My News and Reviews
A few different things were posted at Experiments in Manga last week. The most recent manga giveaway is currently underway, for one, and here’s still time to enter for a chance to win Barakamon, Volume 1 by Satsuki Yoshino. Last week I reviewed Vinland Saga, Omnibus 6 by Makoto Yukimura. The series continues to impress me a great deal with its story telling and character development. The fate of the series in English will be in part determined by how well the sixth and seventh omnibuses do (the seventh omnibus is currently scheduled to be released in December); I truly hope that Kodansha will be able to release more because Vinland Saga is fantastic. Finally, over the weekend, I posted the Bookshelf Overload for October.
I’ve been extremely busy with all sorts of life stuff, so while I’m sure there were plenty of interesting things going on in the realm of manga online, there were only two that really caught my eye last week: Shojo Beat posted a short interview with Rinko Ueda and Chris Butcher wrote about his experience interviewing Masashi Kishimoto at New York Comic Con. Also as a heads up, because I am so extraordinarily caught up in things going on at work and at home right now, I’ve decided to go a little easier on myself with my blogging schedule for November (and probably for the first half of December as well). Instead of the usual Monday-Wednesday-Friday posting schedule, in the upcoming weeks I may just be posting on Monday and Thursday. Hopefully things will calm down and I can get back to writing more soon!
Fairy Tail, Volume 50 by Hiro Mashima. After so many arcs in which the Fairy Tail guild was fighting to save the world, I’m particularly enjoying the beginning of this most recent arc in which Fairy Tail doesn’t technically even exist anymore. Although there are some epic, world-altering developments occurring in the background, for the moment the story is focusing on the much more personal crises of the disbanded guild as it rebuilds itself. It’s a nice change of pace, though I’m fairly certain it won’t last for very long. A year or so has passed since the members of Fairy Tail parted their separate ways. Quite a few of the magic users have managed to power up during that time, allowing Mashima the opportunity to come up with some exciting and interesting new skills for them in order to show just how badass they’ve become (and they were strong to begin with). Some of the fan service focusing on the female characters in Fairy Tail continues to feel very out-of-place and distracting, but at least the women are frequently some of the strongest and most well-developed characters. The male characters are the subject of fan service from time to time, too, though never to the same extent.

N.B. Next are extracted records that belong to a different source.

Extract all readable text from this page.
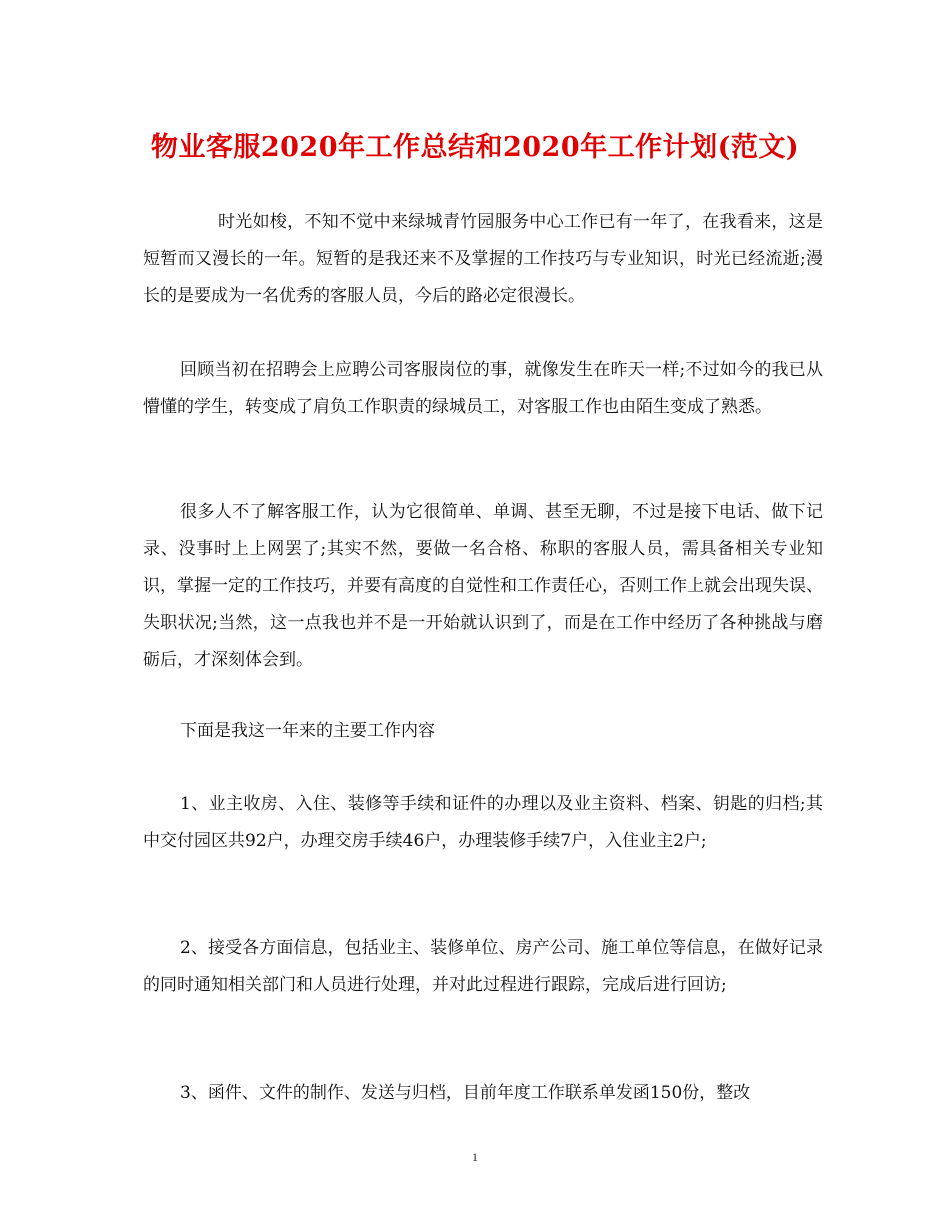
物业客服2020年工作总结和2020年工作计划(范文)

时光如梭，不知不觉中来绿城青竹园服务中心工作已有一年了，在我看来，这是短暂而又漫长的一年。短暂的是我还来不及掌握的工作技巧与专业知识，时光已经流逝;漫长的是要成为一名优秀的客服人员，今后的路必定很漫长。

回顾当初在招聘会上应聘公司客服岗位的事，就像发生在昨天一样;不过如今的我已从懵懂的学生，转变成了肩负工作职责的绿城员工，对客服工作也由陌生变成了熟悉。

很多人不了解客服工作，认为它很简单、单调、甚至无聊，不过是接下电话、做下记录、没事时上上网罢了;其实不然，要做一名合格、称职的客服人员，需具备相关专业知识，掌握一定的工作技巧，并要有高度的自觉性和工作责任心，否则工作上就会出现失误、失职状况;当然，这一点我也并不是一开始就认识到了，而是在工作中经历了各种挑战与磨砺后，才深刻体会到。

下面是我这一年来的主要工作内容

1、业主收房、入住、装修等手续和证件的办理以及业主资料、档案、钥匙的归档;其中交付园区共92户，办理交房手续46户，办理装修手续7户，入住业主2户;

2、接受各方面信息，包括业主、装修单位、房产公司、施工单位等信息，在做好记录的同时通知相关部门和人员进行处理，并对此过程进行跟踪，完成后进行回访;

3、函件、文件的制作、发送与归档，目前年度工作联系单发函150份，整改

1
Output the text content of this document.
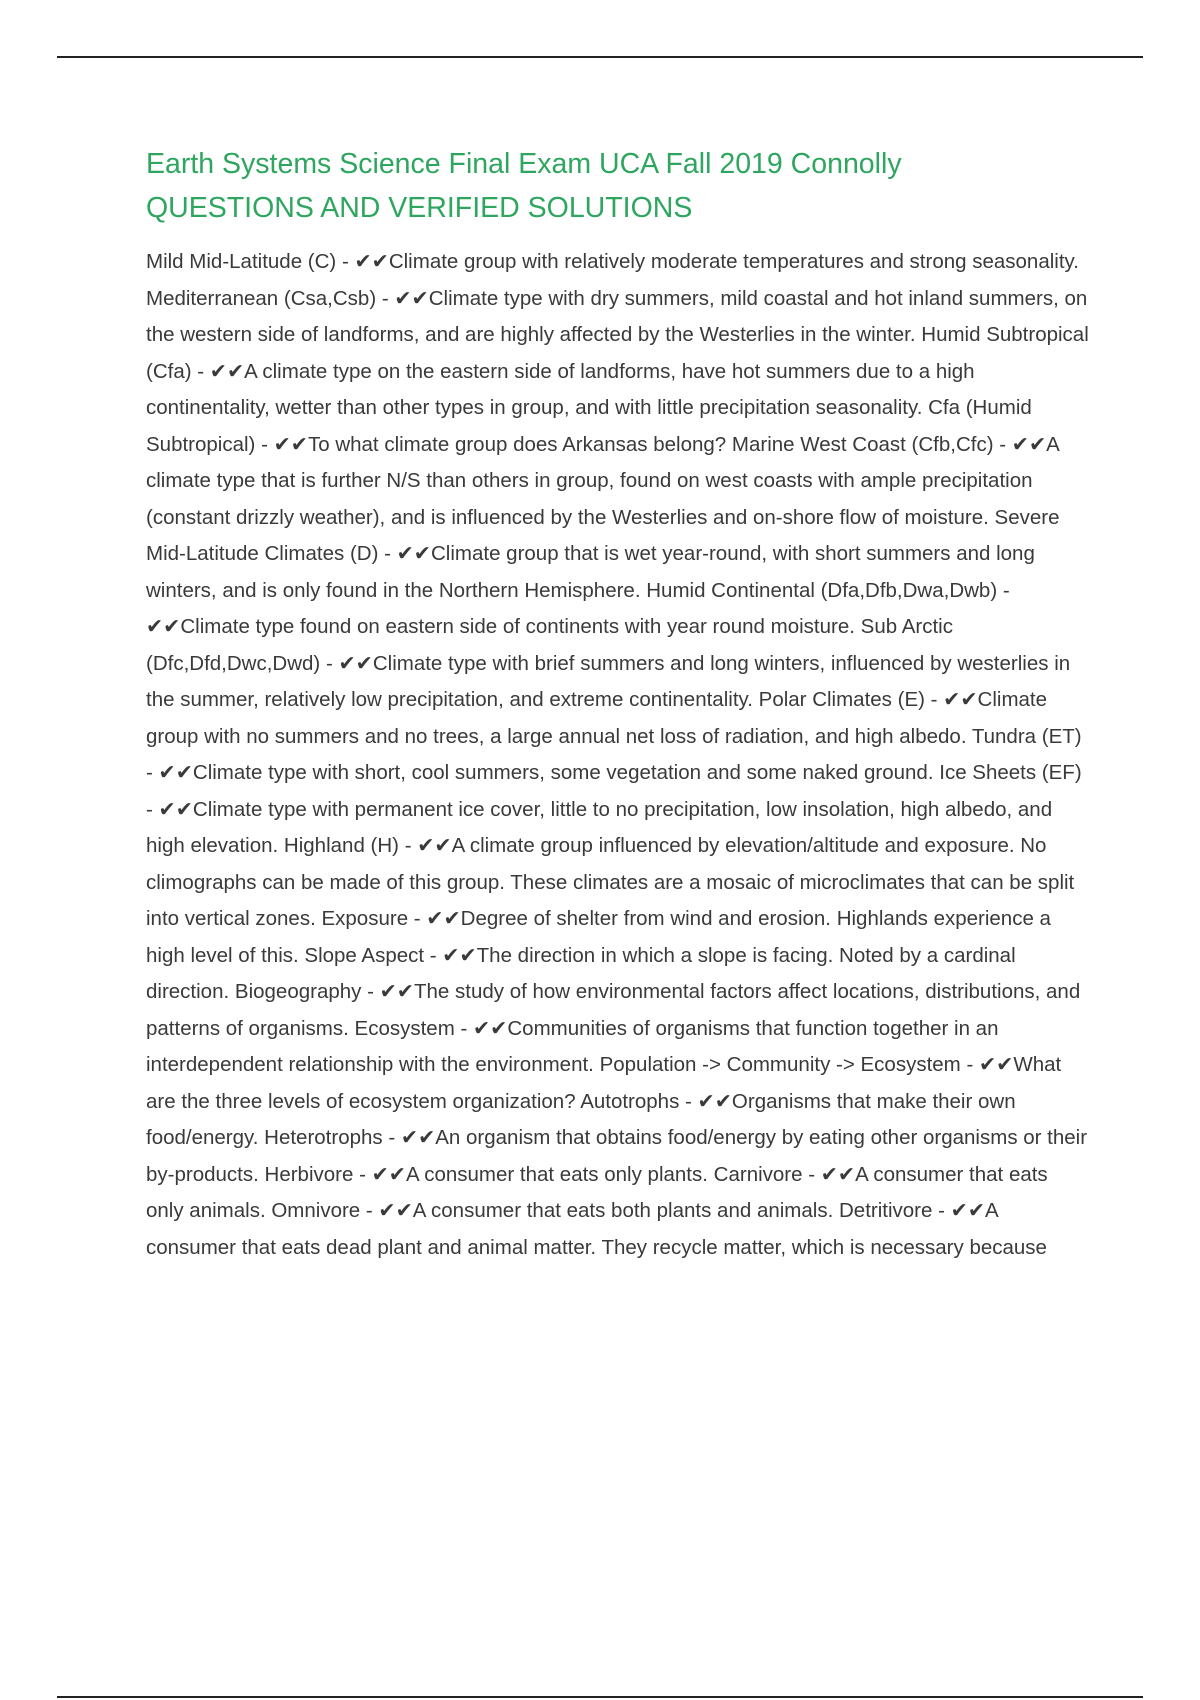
Earth Systems Science Final Exam UCA Fall 2019 Connolly
QUESTIONS AND VERIFIED SOLUTIONS

Mild Mid-Latitude (C) - ✔✔Climate group with relatively moderate temperatures and strong seasonality. Mediterranean (Csa,Csb) - ✔✔Climate type with dry summers, mild coastal and hot inland summers, on the western side of landforms, and are highly affected by the Westerlies in the winter. Humid Subtropical (Cfa) - ✔✔A climate type on the eastern side of landforms, have hot summers due to a high continentality, wetter than other types in group, and with little precipitation seasonality. Cfa (Humid Subtropical) - ✔✔To what climate group does Arkansas belong? Marine West Coast (Cfb,Cfc) - ✔✔A climate type that is further N/S than others in group, found on west coasts with ample precipitation (constant drizzly weather), and is influenced by the Westerlies and on-shore flow of moisture. Severe Mid-Latitude Climates (D) - ✔✔Climate group that is wet year-round, with short summers and long winters, and is only found in the Northern Hemisphere. Humid Continental (Dfa,Dfb,Dwa,Dwb) - ✔✔Climate type found on eastern side of continents with year round moisture. Sub Arctic (Dfc,Dfd,Dwc,Dwd) - ✔✔Climate type with brief summers and long winters, influenced by westerlies in the summer, relatively low precipitation, and extreme continentality. Polar Climates (E) - ✔✔Climate group with no summers and no trees, a large annual net loss of radiation, and high albedo. Tundra (ET) - ✔✔Climate type with short, cool summers, some vegetation and some naked ground. Ice Sheets (EF) - ✔✔Climate type with permanent ice cover, little to no precipitation, low insolation, high albedo, and high elevation. Highland (H) - ✔✔A climate group influenced by elevation/altitude and exposure. No climographs can be made of this group. These climates are a mosaic of microclimates that can be split into vertical zones. Exposure - ✔✔Degree of shelter from wind and erosion. Highlands experience a high level of this. Slope Aspect - ✔✔The direction in which a slope is facing. Noted by a cardinal direction. Biogeography - ✔✔The study of how environmental factors affect locations, distributions, and patterns of organisms. Ecosystem - ✔✔Communities of organisms that function together in an interdependent relationship with the environment. Population -> Community -> Ecosystem - ✔✔What are the three levels of ecosystem organization? Autotrophs - ✔✔Organisms that make their own food/energy. Heterotrophs - ✔✔An organism that obtains food/energy by eating other organisms or their by-products. Herbivore - ✔✔A consumer that eats only plants. Carnivore - ✔✔A consumer that eats only animals. Omnivore - ✔✔A consumer that eats both plants and animals. Detritivore - ✔✔A consumer that eats dead plant and animal matter. They recycle matter, which is necessary because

Tokyo Ghoul, Volume 1-3 by Sui Ishida. The glut of vampire and zombie manga continues—and I’m not really a devotee of either of those subgenres—so I especially appreciate that Tokyo Ghoul makes use of an entirely different creature, the titular ghoul. In the case of this particular manga series, ghouls largely pass as normal humans assuming that they can master their intense hunger for human flesh. After an encounter with a ghoul that nearly leaves him dead, Kaneki finds himself in the unique position of partly belonging to both the human world and the world of the ghouls, and yet it will be a struggle for him to survive in either of them. In Tokyo Ghoul, humans are just as capable of being monsters. And Ishida isn’t afraid of killing off prominent characters, whether they be human or ghoul, so there is a constant sense of danger. Sadly, I think the emotional impact of the deaths was somewhat diminished since readers hadn’t yet had the chance to really get to know the characters involved as individuals. Still, kudos to Ishida for potentially making good use of some shocking, unexpected developments, especially as some early parts of the first volume were a little predictable.

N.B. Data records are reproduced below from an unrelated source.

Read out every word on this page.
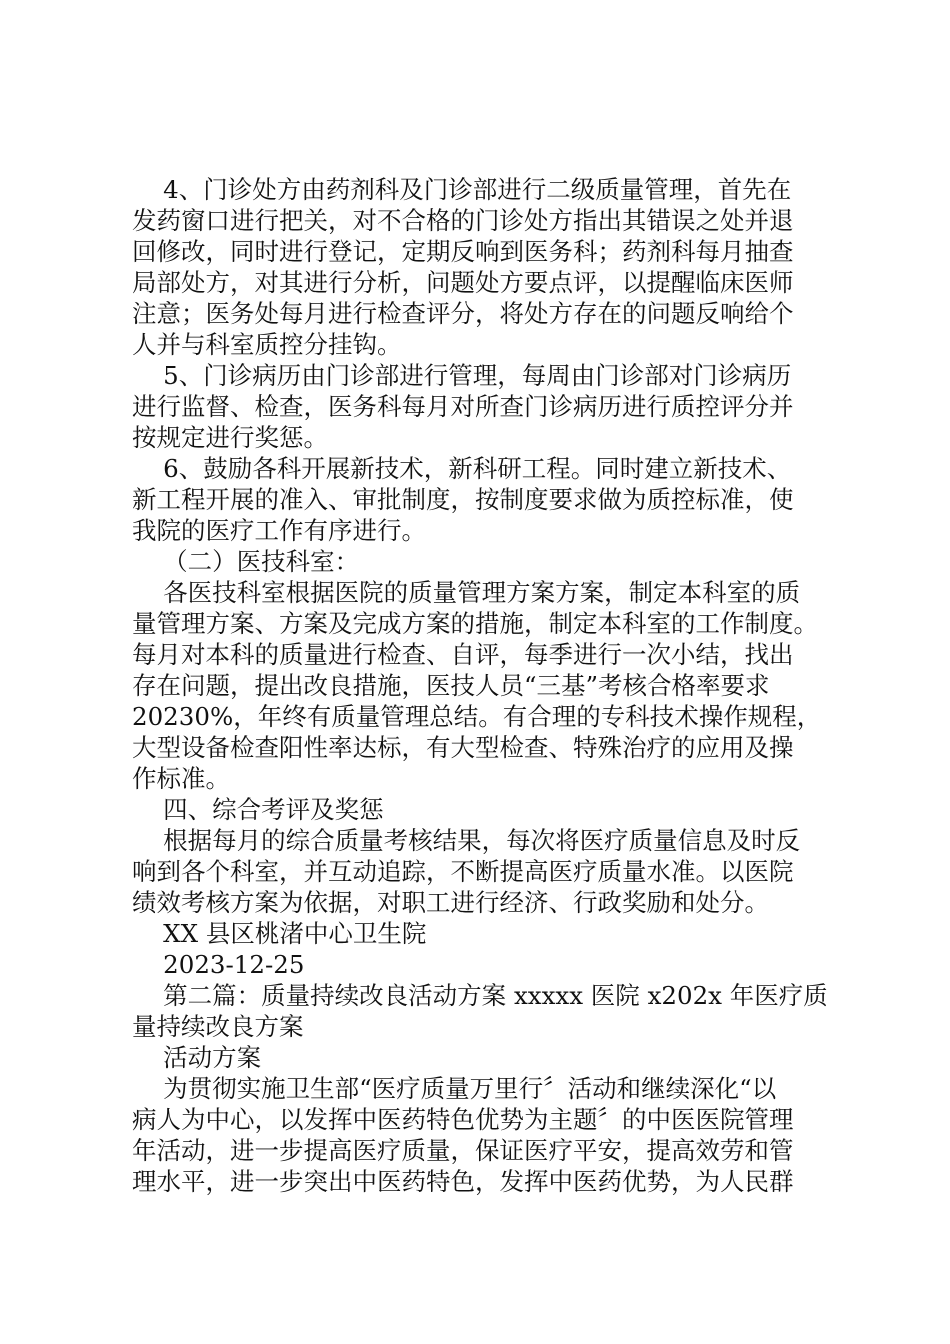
4、门诊处方由药剂科及门诊部进行二级质量管理，首先在

发药窗口进行把关，对不合格的门诊处方指出其错误之处并退

回修改，同时进行登记，定期反响到医务科；药剂科每月抽查

局部处方，对其进行分析，问题处方要点评，以提醒临床医师

注意；医务处每月进行检查评分，将处方存在的问题反响给个

人并与科室质控分挂钩。

5、门诊病历由门诊部进行管理，每周由门诊部对门诊病历

进行监督、检查，医务科每月对所查门诊病历进行质控评分并

按规定进行奖惩。

6、鼓励各科开展新技术，新科研工程。同时建立新技术、

新工程开展的准入、审批制度，按制度要求做为质控标准，使

我院的医疗工作有序进行。

（二）医技科室：

各医技科室根据医院的质量管理方案方案，制定本科室的质

量管理方案、方案及完成方案的措施，制定本科室的工作制度。

每月对本科的质量进行检查、自评，每季进行一次小结，找出

存在问题，提出改良措施，医技人员“三基”考核合格率要求

20230%，年终有质量管理总结。有合理的专科技术操作规程，

大型设备检查阳性率达标，有大型检查、特殊治疗的应用及操

作标准。

四、综合考评及奖惩

根据每月的综合质量考核结果，每次将医疗质量信息及时反

响到各个科室，并互动追踪，不断提高医疗质量水准。以医院

绩效考核方案为依据，对职工进行经济、行政奖励和处分。

XX 县区桃渚中心卫生院

2023-12-25

第二篇：质量持续改良活动方案 xxxxx 医院 x202x 年医疗质

量持续改良方案

活动方案

为贯彻实施卫生部“医疗质量万里行〞活动和继续深化“以

病人为中心，以发挥中医药特色优势为主题〞的中医医院管理

年活动，进一步提高医疗质量，保证医疗平安，提高效劳和管

理水平，进一步突出中医药特色，发挥中医药优势，为人民群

Yamada-kun and the Seven Witches, Volume 4 by Miki Yohsikawa. Although the fan service in Fairy Tail tends to bug me, the fan service in Yamada-kun and the Seven Witches doesn’t really bother me at all, probably because it’s better incorporated into the story itself. Admittedly, it can still be gratuitous from time to time. Since the manga in part deals with body-swapping, it makes sense that there would be some focus on the characters’ physical traits. Plus this particular volume includes the obligatory beach and onsen scenes. One thing that really impresses me about Yoshikawa’s artwork in the Yamada-kun and the Seven Witches is that it’s obvious from the characters’ facial expressions and body language when there has been some swapping going on. This actually ends up being explicitly pointed out in the series when one character develops a crush on a specific combination of personality and body type. The witch count continues to grow in the series as does Yamada’s group of friends while he begins to work out a theory explaining why everyone has the powers that they do. I’m still really enjoying Yamada-kun and the Seven Witches. Though largely a comedy, it has some heart to it as well.